After the war, the Rue de Fleurus residence continued to remain an important meeting and reference point in the cultural geography of the Ville Lùmière. Gertrude Stein continued to write, and a lot. But her books did not appeal to publishers at all and only the publication of Autobiography of Alice B. Toklas met with some success with the public. Her art collection made her famous, with the emergence of Cubism as an important current of the century.
From October 1934 to May 1935 she undertook a long tour of conferences in the Us, managing to attract a large audience, but many listeners did not understand her interventions … Not even her attempt to write a crime, Blood in The Dining Room Floor of the 1933, convinced the readers.

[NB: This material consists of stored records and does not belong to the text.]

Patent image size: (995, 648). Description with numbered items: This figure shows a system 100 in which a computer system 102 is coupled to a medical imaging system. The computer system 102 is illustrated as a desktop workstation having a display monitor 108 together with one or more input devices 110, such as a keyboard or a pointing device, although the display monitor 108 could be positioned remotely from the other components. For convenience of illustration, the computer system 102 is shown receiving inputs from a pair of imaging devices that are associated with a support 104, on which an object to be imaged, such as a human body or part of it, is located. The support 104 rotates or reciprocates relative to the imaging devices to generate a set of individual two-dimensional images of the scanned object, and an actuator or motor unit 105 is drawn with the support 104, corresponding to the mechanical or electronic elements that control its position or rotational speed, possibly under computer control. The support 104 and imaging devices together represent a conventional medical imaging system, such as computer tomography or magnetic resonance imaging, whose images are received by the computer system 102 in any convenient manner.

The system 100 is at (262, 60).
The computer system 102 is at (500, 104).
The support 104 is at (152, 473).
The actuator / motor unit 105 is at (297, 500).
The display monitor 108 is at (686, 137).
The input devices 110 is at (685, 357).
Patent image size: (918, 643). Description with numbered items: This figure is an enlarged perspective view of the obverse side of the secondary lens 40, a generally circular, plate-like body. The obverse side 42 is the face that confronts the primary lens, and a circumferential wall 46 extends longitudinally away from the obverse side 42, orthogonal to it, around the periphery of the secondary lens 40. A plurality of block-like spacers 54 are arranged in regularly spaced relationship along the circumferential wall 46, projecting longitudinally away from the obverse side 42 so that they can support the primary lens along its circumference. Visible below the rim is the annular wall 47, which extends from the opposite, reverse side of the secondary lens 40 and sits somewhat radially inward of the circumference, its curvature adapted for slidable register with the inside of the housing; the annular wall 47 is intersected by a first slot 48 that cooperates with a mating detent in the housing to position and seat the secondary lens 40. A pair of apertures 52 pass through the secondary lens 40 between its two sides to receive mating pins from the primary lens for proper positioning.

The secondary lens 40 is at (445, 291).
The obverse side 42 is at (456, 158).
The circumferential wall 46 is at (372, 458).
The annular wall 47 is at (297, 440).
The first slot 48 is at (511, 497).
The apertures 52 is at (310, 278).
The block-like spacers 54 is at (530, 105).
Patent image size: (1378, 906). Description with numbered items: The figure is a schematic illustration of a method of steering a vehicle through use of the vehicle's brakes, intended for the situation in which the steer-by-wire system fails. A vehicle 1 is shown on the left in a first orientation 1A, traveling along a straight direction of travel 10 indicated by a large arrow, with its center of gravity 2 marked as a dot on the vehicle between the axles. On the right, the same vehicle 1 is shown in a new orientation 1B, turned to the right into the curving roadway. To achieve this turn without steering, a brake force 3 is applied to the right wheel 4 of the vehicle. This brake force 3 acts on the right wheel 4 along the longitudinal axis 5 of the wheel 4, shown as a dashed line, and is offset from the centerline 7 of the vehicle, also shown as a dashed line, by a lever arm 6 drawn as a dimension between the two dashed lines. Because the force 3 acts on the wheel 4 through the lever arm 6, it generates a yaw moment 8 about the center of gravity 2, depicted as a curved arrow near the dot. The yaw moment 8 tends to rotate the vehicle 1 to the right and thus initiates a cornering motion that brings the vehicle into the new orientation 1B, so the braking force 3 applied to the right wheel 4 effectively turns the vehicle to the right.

All her theatrical production remained on paper.
She tried later, in 1946, to make her way onto the stage with the librettos of Four Saints in Three Acts (1928-1934) and The Mother of Us All, with music by Virgil Thomson (1896-1989), a composer who had a close relationship with the Group of Six in Paris. But her only major success was her little book dedicated to Picasso, which came out in 1938 accompanied by shots by Cecil Beaton.
Two years later Paris France was appreciated, but Gertrude Stein never established herself as a writer capable of meeting the tastes of a large number of readers. Even today, despite the numerous publications in the Us and the translations into many European languages, she remains a strange and contradictory case. Famous, no doubt, however, she is not seen as a great writer of the twentieth century. Her experimental writings remained difficult to access, despite the fact that poets and novelists of the avant-garde (Dadaists, Futurists, Surrealists, and so on) are now part of the history of literature. The collector is celebrated, the writer much less.